In diesem Slum herrscht keine Solidarität zwischen den Menschen. Neid und Misstrauen haben Vorrang, was auch unsere Arbeit erschwert. Alle Menschen leben zwar in Plastikhütten, aber manche sind wohlhabender als andere, und die, die es besser haben, bestehen darauf, dieselben Vorteile von unserer Unterstützung zu bekommen wie die Ärmsten. Das große Problem ist, dass keiner genau sagen kann, wer wirklich bedürftig ist und wer nicht. Wir machen schon Unterscheidungen, weil wir Zugang zu den Hütten haben und deshalb genau wissen, wie die Familien leben.

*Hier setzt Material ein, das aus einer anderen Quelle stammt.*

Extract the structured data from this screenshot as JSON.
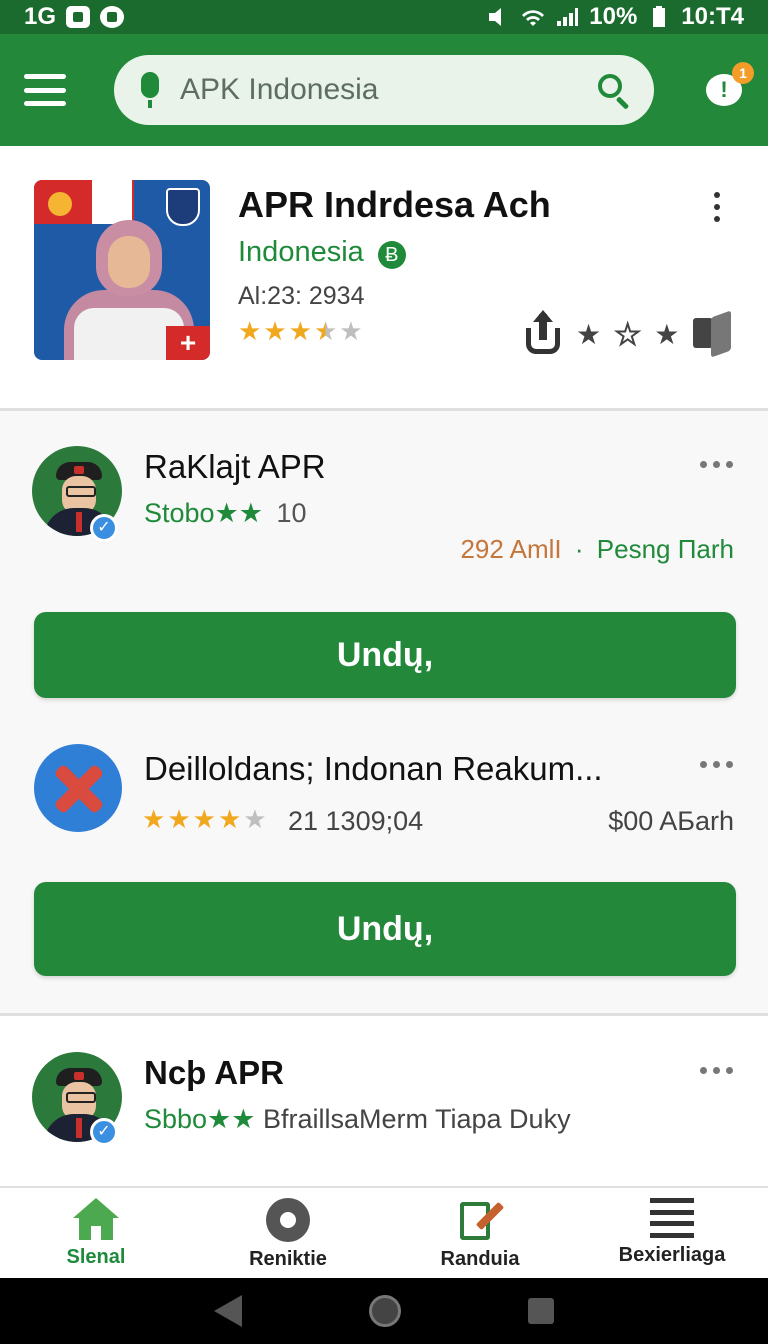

Wir bezahlen die Schulgebühren für die Hälfte der Kinder und erfahren außerdem von den Lehrern, welche Schüler mit völlig verwahrloster Uniform und sogar ohne Schuhe in die Schule kommen, so dass wir dann bestimmten Familien gezielt beistehen können. Dass wir diese Unterscheidungen machen, bringt uns von manchen Menschen allerdings sehr unangenehme, feindselige Blicke. Obendrein nehmen Kriminalität, Drogenabhängigkeit und Prostitution im Slum von Thapathali immer mehr zu.
Es ist nicht neu, dass die Regierung den Slum räumen will und es dann doch nicht tut. Dieses Mal sind aber die Slumbewohner besonders ängstlich, weil gerade der neue zielstrebige Bürgermeister Balendra Shah die Situation jeder Familie genau prüfen will. Danach sollen die wirklich Armen an eine andere Stelle gebracht werden, wo, so sagt man, für sie gesorgt wird. Die anderen werden sehen müssen, wie sie zurechtkommen.

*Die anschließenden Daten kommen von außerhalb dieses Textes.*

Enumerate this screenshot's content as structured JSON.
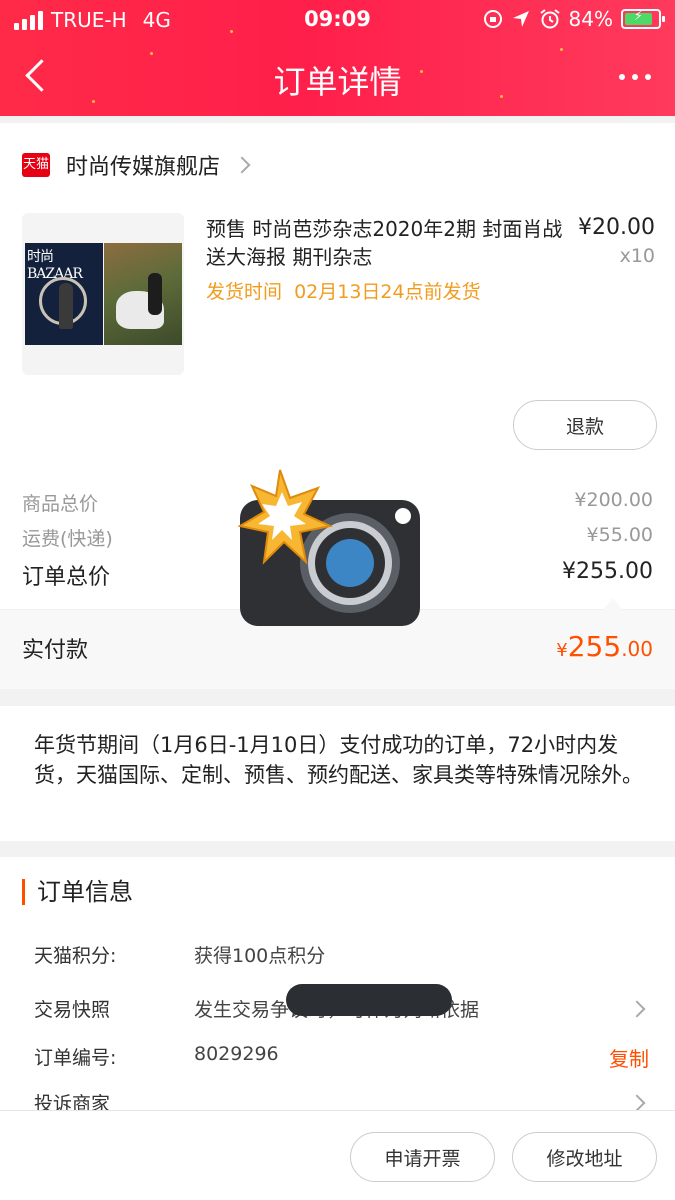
{
  "status_bar": {
    "carrier": "TRUE-H",
    "network": "4G",
    "time": "09:09",
    "battery": "84%",
    "battery_level": 0.84
  },
  "nav": {
    "title": "订单详情"
  },
  "shop": {
    "logo_text": "天猫",
    "name": "时尚传媒旗舰店"
  },
  "product": {
    "cover_brand": "时尚BAZAAR",
    "title": "预售 时尚芭莎杂志2020年2期 封面肖战  送大海报 期刊杂志",
    "ship_label": "发货时间",
    "ship_time": "02月13日24点前发货",
    "price": "¥20.00",
    "qty": "x10",
    "refund_label": "退款"
  },
  "summary": {
    "goods_total_label": "商品总价",
    "goods_total": "¥200.00",
    "shipping_label": "运费(快递)",
    "shipping": "¥55.00",
    "order_total_label": "订单总价",
    "order_total": "¥255.00",
    "paid_label": "实付款",
    "paid_currency": "¥",
    "paid_integer": "255",
    "paid_decimal": ".00"
  },
  "notice": {
    "text": "年货节期间（1月6日-1月10日）支付成功的订单，72小时内发货，天猫国际、定制、预售、预约配送、家具类等特殊情况除外。"
  },
  "order_info": {
    "title": "订单信息",
    "points_label": "天猫积分:",
    "points_value": "获得100点积分",
    "snapshot_label": "交易快照",
    "snapshot_value": "发生交易争议时，可作为判断依据",
    "order_no_label": "订单编号:",
    "order_no_value": "8029296",
    "copy_label": "复制",
    "complain_label": "投诉商家"
  },
  "footer": {
    "invoice_label": "申请开票",
    "address_label": "修改地址"
  },
  "colors": {
    "header_red": "#ff2a48",
    "accent_orange": "#ff5000",
    "ship_orange": "#f29c1f",
    "tmall_red": "#e60012"
  }
}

Balendra Shah will die Ufer des Bagmati Flusses in öffentliche Stadtgärten verwandeln. Eine chinesische Firma ist schon am Werken und hat bereite freie Stellen des Flussufers sehr schön gestaltet. Wir haben in den letzten 33 Jahren gelernt, uns an die nepalesischen Gegebenheiten anzupassen, ohne unser Ziel aus den Augen zu verlieren: die bedürftigen Kinder mit Ihren Spenden auf die sinnvollste und wirksamste Art zu unterstützen. Nach diesem Prinzip arbeiten wir heute noch weiter. Wir bedanken uns von Herzen noch einmal bei Ihnen und wünschen Ihnen allen schöne Weihnachten und ein gutes, gesundes neues Jahr 2023.